In running my Dwimmermount campaign, I've tried very hard to impart a swords-and-sorcery feel to the whole thing. One of the subtler ways I've done that relates to the presentation of morality and alignment. As I've explained previously, the campaign setting postulates a primordial war between Law and Chaos, with "Law" being equated with the forces of mortal civilization and "Chaos" being equated with forces of otherworldly destruction. Thus, while Chaos might be called "insane" or at least "irrational," Law encompasses both good and evil components, as anyone who prefers the orderliness of civilization over the howling instability of Chaos would throw their lot in with this alignment.

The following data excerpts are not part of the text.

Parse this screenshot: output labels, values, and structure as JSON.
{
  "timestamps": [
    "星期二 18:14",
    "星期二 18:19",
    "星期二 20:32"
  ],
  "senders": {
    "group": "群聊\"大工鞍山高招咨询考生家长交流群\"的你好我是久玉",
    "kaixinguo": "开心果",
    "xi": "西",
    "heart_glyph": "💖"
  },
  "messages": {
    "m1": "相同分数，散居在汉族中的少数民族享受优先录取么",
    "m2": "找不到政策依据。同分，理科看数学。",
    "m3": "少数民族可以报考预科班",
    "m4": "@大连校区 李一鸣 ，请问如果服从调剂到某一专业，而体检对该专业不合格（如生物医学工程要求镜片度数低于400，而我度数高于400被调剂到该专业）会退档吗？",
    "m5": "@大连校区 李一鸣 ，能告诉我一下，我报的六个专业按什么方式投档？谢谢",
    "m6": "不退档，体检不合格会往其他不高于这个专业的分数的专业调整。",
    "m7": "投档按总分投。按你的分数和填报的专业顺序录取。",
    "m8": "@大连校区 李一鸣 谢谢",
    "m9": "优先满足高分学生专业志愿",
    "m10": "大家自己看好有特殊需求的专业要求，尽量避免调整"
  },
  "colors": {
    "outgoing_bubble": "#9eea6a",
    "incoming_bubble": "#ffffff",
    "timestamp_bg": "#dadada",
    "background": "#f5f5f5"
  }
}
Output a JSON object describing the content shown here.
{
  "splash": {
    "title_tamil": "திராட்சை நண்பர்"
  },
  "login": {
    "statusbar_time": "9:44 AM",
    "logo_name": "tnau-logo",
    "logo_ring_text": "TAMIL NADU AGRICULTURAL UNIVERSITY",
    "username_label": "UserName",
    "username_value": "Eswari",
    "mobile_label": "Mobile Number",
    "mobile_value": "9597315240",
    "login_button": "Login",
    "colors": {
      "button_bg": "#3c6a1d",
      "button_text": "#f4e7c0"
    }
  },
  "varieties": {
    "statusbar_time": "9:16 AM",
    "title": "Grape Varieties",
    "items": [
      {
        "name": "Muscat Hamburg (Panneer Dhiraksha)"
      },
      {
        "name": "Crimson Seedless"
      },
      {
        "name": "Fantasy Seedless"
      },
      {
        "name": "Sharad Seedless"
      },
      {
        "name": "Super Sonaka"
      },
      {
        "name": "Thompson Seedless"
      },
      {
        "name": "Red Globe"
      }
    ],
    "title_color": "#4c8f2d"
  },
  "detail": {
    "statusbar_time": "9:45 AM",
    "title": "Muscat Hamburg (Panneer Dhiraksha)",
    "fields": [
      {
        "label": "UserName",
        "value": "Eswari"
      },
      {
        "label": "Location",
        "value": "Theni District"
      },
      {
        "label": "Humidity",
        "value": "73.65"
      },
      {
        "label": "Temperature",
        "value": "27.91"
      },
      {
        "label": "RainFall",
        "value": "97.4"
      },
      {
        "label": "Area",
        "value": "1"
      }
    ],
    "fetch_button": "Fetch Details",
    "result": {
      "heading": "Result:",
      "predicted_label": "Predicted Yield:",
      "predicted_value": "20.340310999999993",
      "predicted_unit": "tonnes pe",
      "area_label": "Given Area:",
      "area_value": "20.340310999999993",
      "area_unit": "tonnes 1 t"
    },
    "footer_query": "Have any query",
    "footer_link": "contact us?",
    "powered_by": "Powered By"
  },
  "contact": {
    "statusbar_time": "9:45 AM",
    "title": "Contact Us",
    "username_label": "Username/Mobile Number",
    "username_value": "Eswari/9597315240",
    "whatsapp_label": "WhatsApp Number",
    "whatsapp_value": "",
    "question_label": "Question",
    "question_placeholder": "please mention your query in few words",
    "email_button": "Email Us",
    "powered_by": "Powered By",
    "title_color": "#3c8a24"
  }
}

A good case in point is the religion of Typhon. Typhon is one of the main deities of the City-State of Adamas. He is a god of law, order, judgment, discipline, and trade; he is also quite evil by most understandings of the term. However, because his faith inspires rulers, judges, soldiers, and merchants to channel their self-interest in defense of civilization, he is generally seen as one of humanity's main patrons among the gods. Typhonian clerics are among the foremost exorcists and demon hunters and undertake missions of extreme danger in the war against Chaos. Nevertheless, Typhon is not a "nice" deity and his church's teachings are cruel and unforgiving. As the players will discover, there's a powerful disconnect between Typhon's ethical philosophy -- which might be simplistically described as "Nietzschean" -- and his followers' role in protecting humanity and its allies from the depredations of Chaos.
In a similar fashion, the City-State of Yethlyreom is ruled by necromancers and whose armies, constabulary, and workers consist in large part of mindless undead -- but Yethlyreom is every bit as much on the side of Law as is Typhon. The ruling necromancers have effectively made a deal with the Devil, employing Chaos-tainted magic in order to "fight fire with fire." This practice began out of desperation in the past but has evolved into an orderly, almost scientific approach to death, dying, and the afterlife that has served the city-state well, even if it sometimes results in one or more necromancers succumbing to seduction by Chaos. But, by and large, Yethlyreom is a peaceful, justly-run city whose inhabitants know that their rulers do what they do to keep them safe from worse horrors. It's not pretty much of the time, but who said fighting Chaos would be?
Both Typhon and Yethlyreom serve to highlight the campaign setting's difference from less nuanced styles of fantasy, where good and evil form the basis for the cosmic conflict. Good and evil aren't absent from Dwimmermount by any means; people still think and act according to such notions. What's different is that, because the cosmic conflict is between civilization and those who would tear it down, good and evil are often arrayed on the same side. Chaos is utterly alien and inhuman and against it both good and evil sometimes must lock arms and stand side by side. For myself, I think this introduces a level of moral complexity that leads to good roleplaying and that feels true to swords-and-sorcery literature.